Republicans and Democrats are slogging through negotiations over the federal budget, and with a possible government shutdown looming, lawmakers came out swinging Tuesday in an effort to pin the potential blame on the opposition.

Conservative Republican Paul Broun (R-Ga.) unveiled a website today -- -- that features a clock counting down to April 8, the day the federal government will stop operating if Congress does not pass a budget for the rest of the fiscal year.

"If we refuse to keep spending money at the outrageous levels they see fit, President Obama and Senator Reid are going to shut down the government and use it as an opportunity to fault Republican leadership, attempt to regain control of the House, increase their majority in the Senate, and get Obama re-elected," Broun charged in a statement.

So far this year, Congress has kept the government running with a pair of short-term "continuing resolutions" (CRs), which have already cut $10 billion from this year's budget.

Today, House Majority Leader Eric Cantor (R-Va.) said another short-term spending measure "without long term commitment is unacceptable."

"We've got bigger things to deal with. Time is up here," he said.

Talks are in part stalled because some conservative members of the House refuse to accept any less than the $61 billion in spending cuts that were included in a budget bill passed by the GOP-led House earlier this year. The bill failed in the Senate after Democrats put it up for a vote to prove that such sweeping cuts could not pass in the Democrat-led chamber.

In an interview with CBS News' Nancy Cordes on Washington Unplugged Tuesday, Rep. Joe Walsh (R-Ill.) said he'd be willing to let the government shut down rather than accept fewer cuts.
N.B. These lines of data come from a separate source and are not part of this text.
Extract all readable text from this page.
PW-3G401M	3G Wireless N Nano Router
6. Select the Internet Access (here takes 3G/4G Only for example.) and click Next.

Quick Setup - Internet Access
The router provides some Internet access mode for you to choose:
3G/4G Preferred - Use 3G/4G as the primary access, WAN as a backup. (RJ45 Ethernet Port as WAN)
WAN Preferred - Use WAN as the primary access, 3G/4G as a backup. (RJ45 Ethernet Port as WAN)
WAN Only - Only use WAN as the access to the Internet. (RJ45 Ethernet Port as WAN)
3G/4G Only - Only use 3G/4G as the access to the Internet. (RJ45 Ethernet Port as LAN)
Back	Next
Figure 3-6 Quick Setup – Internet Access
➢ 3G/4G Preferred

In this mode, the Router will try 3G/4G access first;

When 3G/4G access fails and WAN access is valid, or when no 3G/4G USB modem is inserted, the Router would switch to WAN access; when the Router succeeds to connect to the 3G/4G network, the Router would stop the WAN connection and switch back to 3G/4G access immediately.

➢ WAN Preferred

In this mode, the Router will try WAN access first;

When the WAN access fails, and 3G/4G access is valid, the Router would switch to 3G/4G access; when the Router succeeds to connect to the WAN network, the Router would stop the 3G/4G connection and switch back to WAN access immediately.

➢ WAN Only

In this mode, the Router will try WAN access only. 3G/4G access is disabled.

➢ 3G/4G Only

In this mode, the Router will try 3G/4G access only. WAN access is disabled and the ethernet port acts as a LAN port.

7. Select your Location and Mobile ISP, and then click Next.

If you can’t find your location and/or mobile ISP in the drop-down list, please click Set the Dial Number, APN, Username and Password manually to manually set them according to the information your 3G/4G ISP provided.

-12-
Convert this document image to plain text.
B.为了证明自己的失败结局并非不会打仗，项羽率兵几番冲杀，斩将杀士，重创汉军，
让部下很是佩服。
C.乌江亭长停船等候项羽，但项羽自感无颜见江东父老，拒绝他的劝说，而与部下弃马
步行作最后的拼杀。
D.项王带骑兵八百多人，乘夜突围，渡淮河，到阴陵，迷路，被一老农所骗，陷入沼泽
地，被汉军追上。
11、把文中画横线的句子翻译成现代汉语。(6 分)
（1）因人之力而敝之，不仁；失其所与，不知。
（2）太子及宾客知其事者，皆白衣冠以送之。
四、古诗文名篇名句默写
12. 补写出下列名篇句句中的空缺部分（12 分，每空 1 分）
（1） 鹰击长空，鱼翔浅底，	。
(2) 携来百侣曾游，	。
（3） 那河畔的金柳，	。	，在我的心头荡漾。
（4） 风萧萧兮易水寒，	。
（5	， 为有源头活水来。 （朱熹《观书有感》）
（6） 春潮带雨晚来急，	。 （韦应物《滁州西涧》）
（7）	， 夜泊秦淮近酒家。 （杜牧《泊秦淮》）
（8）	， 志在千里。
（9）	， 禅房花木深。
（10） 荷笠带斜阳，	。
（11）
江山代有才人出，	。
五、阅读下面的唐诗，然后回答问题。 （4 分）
"This is the most serious financial situation I think we've had. The American people get that," Walsh said. "And so if we need a jolt, if we need the government shutdown for a few days for us to really get serious, I think the American people are with that."

Even as Republicans like Broun and Walsh pinned the blame for a possible shutdown on Democrats, the Democratic party was overheard coordinating its own talking points in an effort to blame the stalled negotiations on the Tea Party. Prior to a conference call with reporters today, Sen. Chuck Schumer (N.Y.), the No. 3 Democrat in the Senate, told his fellow Senate Democrats to cast House Majority Leader John Boehner as boxed in by the Tea Party, the New York Times reports.

"I always use the word extreme," said Schumer, who was unaware reporters on the call could hear him. "That is what the caucus instructed me to use this week."

Senate Majority Leader Harry Reid hit those talking points when talking to reporters in the Capitol building today.

"Are [Republicans] afraid to tell the extreme Tea Party members of their caucus that they're trying to find common ground with Democrats?" he asked. "Does that somehow embarrass them? There are reasonable Republicans in the House who want to see us reach a compromise."

Democrats say they have a "serious proposal" that cuts $70 billion from President Obama's budget request for the current year. The cuts would amount to less in practical terms, though, since the president's budget was never enacted.

Boehner told reporters today that the budget is "not just an agreement on a number -- and it's not just about cutting spending." Republicans have also demanded the inclusion of policy provisions in the bill, such as their measure to defund Planned Parenthood.

White House Press Secretary Jay Carney told reporters Tuesday that Democrats have "already come halfway and indicated that we're willing to do more." But he added that the White House is maintaining its opposition to the policy provisions Republicans are asking for.

"We have also said that this is a funding bill and a budget bill," he said, "and it's not the place for extraneous ideological or political policy to be addressed."